Here is a few 1/72nd scale WWII era soldiers fighting dinosaurs alongside their caveman allies. What could be better than that?

These are the prehistoric people who are in this set. They are flash free and have a variety of weapons, including clubs and knives. These are some pretty good figures and would work well in a lost world or prehistoric times scenarios. Another reason to check out the dollar stores!

Wednesday, March 18, 2009

Unarmoed Allied Halftrack

This is the Autocar halftrack by Bill Jr. Custom Military Models. The Autocar halftrack saw very limited use by the US Army in World War Two but was also shipped overseas to the Soviet Union in moderate numbers.

This is the underside of the cargo compartment. While at first glance, these models appear complicated and poorly made, this is not the case at all. This is actually a fairly easy model, it just looks hard. Most of the flash seen in the top photo can be removed easily, in fact, most can be snapped off with your bare hands. A quick trim with the X-Acto blade and brush with the sanding stick and most of these parts will be cleaned up pretty fast. This big flat piece can be flipped over and then sanded down on a big piece of sandpaper. Another fast and simple project.

When these parts are flipped over you can see the quality of these parts. The detail on the cab, tracks and winch is excellent.

Look at the detail in the grill of the cab and the bumper winch. These are good kits and if you want a very unusual halftrack for your American or Soviet WWII forces this is a good one to get.

Tuesday, March 17, 2009

Ground Cover

I am still working on my WWII German Cossacks. This project is nearly completion, but I still need to flock the bases of the wagons and accessories. There is a bit of touch up paint needed and a little bit of gluing. These accessories are glued to a little bit of sheet styrene. I painted the bases with Liquid Tempera brown paint. Just a quick brush over, no need to get every minor detail.

This project only needs a few products, Liquid Tempera paint, white glue, and ground cover. This is "ballast" because I want to give the bases a "dirt" look. My Muslim Cossacks are generally gray and with brown bases, it will help to tie the unit together by giving them all a similar look.

Tools needed for this project are very simple. The cheapest nylon brushes I could get, an eye dropper, a cup for mixing the white glue and a cardboard box. Add a bit of white glue to the Dixie cup and a few drops of water. The water will thin the glue so that you can apply it to the bases with the paintbrush. Slosh the glue / water mixture onto the model base. Don't worry about getting too much on, and be sure to get it on the edges of the base.

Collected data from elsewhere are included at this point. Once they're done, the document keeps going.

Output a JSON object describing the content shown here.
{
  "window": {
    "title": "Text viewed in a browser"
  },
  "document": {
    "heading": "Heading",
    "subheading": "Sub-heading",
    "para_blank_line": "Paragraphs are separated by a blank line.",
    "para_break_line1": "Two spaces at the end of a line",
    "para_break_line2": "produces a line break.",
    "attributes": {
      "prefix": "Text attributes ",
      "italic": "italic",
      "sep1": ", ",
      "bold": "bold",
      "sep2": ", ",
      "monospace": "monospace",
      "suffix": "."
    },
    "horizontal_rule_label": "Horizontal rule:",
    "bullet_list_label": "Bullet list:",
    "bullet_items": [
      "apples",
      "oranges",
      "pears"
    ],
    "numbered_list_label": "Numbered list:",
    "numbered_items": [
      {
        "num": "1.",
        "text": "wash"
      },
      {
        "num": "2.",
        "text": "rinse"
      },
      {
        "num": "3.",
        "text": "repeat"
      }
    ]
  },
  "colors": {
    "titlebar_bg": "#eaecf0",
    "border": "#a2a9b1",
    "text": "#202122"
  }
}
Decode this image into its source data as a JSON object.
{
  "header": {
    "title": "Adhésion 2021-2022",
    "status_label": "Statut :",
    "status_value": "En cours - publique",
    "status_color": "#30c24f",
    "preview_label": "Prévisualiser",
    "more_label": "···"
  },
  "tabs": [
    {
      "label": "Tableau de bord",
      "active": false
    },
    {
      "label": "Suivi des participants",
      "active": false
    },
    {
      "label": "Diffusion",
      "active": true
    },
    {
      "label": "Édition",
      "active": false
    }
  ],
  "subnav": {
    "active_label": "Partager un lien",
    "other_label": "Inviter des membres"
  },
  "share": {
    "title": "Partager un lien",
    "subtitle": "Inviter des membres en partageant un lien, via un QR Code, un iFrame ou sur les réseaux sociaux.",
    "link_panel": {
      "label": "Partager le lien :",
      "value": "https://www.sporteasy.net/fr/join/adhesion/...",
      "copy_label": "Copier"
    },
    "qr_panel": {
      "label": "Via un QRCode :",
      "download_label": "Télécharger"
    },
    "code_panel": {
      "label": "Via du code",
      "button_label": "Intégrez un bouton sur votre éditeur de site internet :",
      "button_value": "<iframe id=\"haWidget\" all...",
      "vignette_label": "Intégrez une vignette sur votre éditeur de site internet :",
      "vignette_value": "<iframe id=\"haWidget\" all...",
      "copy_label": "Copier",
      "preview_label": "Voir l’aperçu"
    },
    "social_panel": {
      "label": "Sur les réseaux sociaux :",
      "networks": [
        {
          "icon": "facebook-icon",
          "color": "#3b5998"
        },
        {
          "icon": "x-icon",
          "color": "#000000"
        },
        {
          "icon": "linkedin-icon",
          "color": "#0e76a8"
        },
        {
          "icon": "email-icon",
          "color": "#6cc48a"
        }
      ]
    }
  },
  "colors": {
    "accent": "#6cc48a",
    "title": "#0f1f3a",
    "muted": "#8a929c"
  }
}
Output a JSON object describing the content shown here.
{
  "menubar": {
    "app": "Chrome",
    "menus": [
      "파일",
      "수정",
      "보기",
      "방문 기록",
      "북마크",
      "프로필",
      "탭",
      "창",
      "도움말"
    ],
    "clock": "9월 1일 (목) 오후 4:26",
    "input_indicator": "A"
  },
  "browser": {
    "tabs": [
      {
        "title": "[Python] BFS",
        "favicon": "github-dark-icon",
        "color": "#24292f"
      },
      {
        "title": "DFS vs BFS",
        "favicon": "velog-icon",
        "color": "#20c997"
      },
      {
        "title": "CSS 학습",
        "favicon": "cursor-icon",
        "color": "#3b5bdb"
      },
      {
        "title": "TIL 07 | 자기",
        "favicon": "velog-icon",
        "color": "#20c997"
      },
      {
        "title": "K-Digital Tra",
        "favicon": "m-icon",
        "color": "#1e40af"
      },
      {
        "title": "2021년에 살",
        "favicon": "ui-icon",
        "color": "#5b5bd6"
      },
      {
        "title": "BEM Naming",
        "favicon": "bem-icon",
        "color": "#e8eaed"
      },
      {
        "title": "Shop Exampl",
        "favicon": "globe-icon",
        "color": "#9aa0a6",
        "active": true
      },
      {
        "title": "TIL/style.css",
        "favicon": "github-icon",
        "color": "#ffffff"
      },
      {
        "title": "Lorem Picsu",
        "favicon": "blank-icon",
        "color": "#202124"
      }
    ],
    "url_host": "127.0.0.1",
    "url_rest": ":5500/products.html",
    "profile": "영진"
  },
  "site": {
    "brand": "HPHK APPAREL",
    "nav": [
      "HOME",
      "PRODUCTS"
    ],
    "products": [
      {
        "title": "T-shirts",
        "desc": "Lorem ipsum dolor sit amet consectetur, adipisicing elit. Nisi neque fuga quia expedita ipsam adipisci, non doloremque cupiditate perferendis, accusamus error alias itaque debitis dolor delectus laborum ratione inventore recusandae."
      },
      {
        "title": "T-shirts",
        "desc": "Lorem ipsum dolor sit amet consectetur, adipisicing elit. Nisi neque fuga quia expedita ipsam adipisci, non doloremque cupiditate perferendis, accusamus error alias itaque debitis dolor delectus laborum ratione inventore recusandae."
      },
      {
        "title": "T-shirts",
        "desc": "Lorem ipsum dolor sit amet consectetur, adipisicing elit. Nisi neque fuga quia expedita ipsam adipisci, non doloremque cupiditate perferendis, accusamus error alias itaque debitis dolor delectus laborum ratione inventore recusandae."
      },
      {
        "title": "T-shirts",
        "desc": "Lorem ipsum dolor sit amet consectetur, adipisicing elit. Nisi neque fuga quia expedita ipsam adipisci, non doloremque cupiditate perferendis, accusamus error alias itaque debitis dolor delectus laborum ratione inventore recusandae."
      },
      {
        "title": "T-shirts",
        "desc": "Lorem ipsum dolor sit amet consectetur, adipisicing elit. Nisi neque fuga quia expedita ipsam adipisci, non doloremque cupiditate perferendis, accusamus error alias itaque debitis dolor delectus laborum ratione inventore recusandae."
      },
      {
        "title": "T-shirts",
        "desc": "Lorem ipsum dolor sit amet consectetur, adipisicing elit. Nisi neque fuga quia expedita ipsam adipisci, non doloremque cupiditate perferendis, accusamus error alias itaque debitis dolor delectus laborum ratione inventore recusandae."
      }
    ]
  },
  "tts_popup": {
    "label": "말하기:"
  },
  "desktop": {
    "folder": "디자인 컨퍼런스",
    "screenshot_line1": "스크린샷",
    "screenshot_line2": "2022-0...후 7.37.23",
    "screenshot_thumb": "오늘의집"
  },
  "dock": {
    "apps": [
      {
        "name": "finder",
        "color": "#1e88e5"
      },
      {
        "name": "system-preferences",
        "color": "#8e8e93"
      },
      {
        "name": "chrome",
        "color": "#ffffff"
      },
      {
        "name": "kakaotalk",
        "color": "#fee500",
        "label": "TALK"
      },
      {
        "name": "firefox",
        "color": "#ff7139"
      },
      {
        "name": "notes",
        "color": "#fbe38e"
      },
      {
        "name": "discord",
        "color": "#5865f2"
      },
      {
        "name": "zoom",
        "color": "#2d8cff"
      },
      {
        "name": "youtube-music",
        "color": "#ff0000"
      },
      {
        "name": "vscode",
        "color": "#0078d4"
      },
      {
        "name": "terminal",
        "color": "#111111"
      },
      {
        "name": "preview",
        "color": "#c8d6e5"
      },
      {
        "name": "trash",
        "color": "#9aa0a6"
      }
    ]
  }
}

Sprinkle and by that I mean dump, the ballast onto the glue. Do this in the box to contain the ground cover. After a few minutes, remove the accessory and gently shake off the excess. Don't brush it or tap the edge.

One the excess is gone, place the items aside and allow them to dry. Once they are dry, wait at least 8 hours, I usually wait overnight, spray the entire model with a dull coat, I like Testors Dull Cote. If you are concerned about ground cover falling off due to potential rough handling, you can use the eyedropper with a very thinned glue mixture to add a little more glue for super bonding power. This system works well with green flocking ground cover too.